Tensile strain engineering on Cu nano-dots for high efficiency HMFOR at low potential

Abstract

The electrochemical conversion of biomass is a promising route to sustainable fuels and chemical feedstocks but is often limited by sluggish catalyst kinetics at low overpotentials. Here, we demonstrate that tensile strain engineering of Cu can substantially enhance its electrocatalytic activity toward the oxidation of biomass-derived 5-hydroxymethylfurfural (HMF).
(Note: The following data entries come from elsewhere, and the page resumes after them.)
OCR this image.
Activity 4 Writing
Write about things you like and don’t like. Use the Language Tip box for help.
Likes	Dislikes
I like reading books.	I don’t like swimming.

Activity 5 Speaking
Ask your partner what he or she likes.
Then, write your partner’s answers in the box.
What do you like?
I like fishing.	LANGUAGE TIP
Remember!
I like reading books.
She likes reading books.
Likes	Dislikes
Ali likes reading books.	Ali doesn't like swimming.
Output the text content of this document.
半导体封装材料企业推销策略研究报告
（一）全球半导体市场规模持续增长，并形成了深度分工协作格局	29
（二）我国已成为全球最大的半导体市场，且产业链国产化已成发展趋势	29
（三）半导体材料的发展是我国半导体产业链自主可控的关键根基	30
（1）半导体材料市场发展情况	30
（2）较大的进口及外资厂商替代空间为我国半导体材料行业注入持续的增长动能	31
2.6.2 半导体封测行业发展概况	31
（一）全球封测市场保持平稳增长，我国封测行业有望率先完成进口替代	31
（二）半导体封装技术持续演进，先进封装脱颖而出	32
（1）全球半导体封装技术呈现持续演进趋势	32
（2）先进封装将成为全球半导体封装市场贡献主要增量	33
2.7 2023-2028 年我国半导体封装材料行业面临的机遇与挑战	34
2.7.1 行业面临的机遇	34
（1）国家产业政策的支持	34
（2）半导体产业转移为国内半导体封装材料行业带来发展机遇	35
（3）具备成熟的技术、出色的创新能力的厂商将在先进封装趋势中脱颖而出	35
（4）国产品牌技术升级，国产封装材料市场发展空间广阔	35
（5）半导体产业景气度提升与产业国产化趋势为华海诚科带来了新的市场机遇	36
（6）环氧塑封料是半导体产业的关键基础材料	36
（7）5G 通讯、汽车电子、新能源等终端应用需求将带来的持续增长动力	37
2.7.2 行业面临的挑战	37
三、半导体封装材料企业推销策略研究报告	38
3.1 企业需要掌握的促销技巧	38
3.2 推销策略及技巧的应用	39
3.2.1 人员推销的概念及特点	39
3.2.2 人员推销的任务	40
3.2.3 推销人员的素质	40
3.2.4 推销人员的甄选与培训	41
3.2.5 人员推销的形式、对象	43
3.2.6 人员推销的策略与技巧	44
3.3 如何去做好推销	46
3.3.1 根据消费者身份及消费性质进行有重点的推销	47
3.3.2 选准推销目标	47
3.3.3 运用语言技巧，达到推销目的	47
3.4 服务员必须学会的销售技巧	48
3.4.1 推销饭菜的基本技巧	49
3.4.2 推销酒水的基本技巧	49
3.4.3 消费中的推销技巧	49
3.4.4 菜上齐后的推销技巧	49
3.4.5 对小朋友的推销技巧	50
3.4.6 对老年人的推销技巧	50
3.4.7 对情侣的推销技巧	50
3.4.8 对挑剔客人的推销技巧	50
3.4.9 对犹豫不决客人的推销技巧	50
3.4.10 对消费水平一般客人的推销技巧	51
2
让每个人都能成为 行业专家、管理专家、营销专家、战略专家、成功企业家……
Transmission electron microscopy (TEM) and pair distribution function (PDF) analyses confirmed that continuous tensile strain (0-6%) was introduced into Cu nanoparticles through electroreduction of copper-iodide precursors. The optimized strained Cu catalyst (ID-Cu, 6% strain) achieved a high current density of ~100 mA cm⁻² at 0.3 V vs. RHE, with nearly 100% selectivity toward 5-hydroxymethyl-2-furancarboxylic acid (HMFCA) and a Faradaic efficiency of 99%. In situ Raman and FTIR measurements revealed that the adsorption of the key *OCHO intermediate strengthened progressively with increasing strain. Density functional theory (DFT) calculations further showed that tensile strain modulates the Cu d-band center, enhancing the binding energy of *OCHO by 0.9 eV. This work establishes a new paradigm for designing efficient electrocatalysts via lattice strain engineering.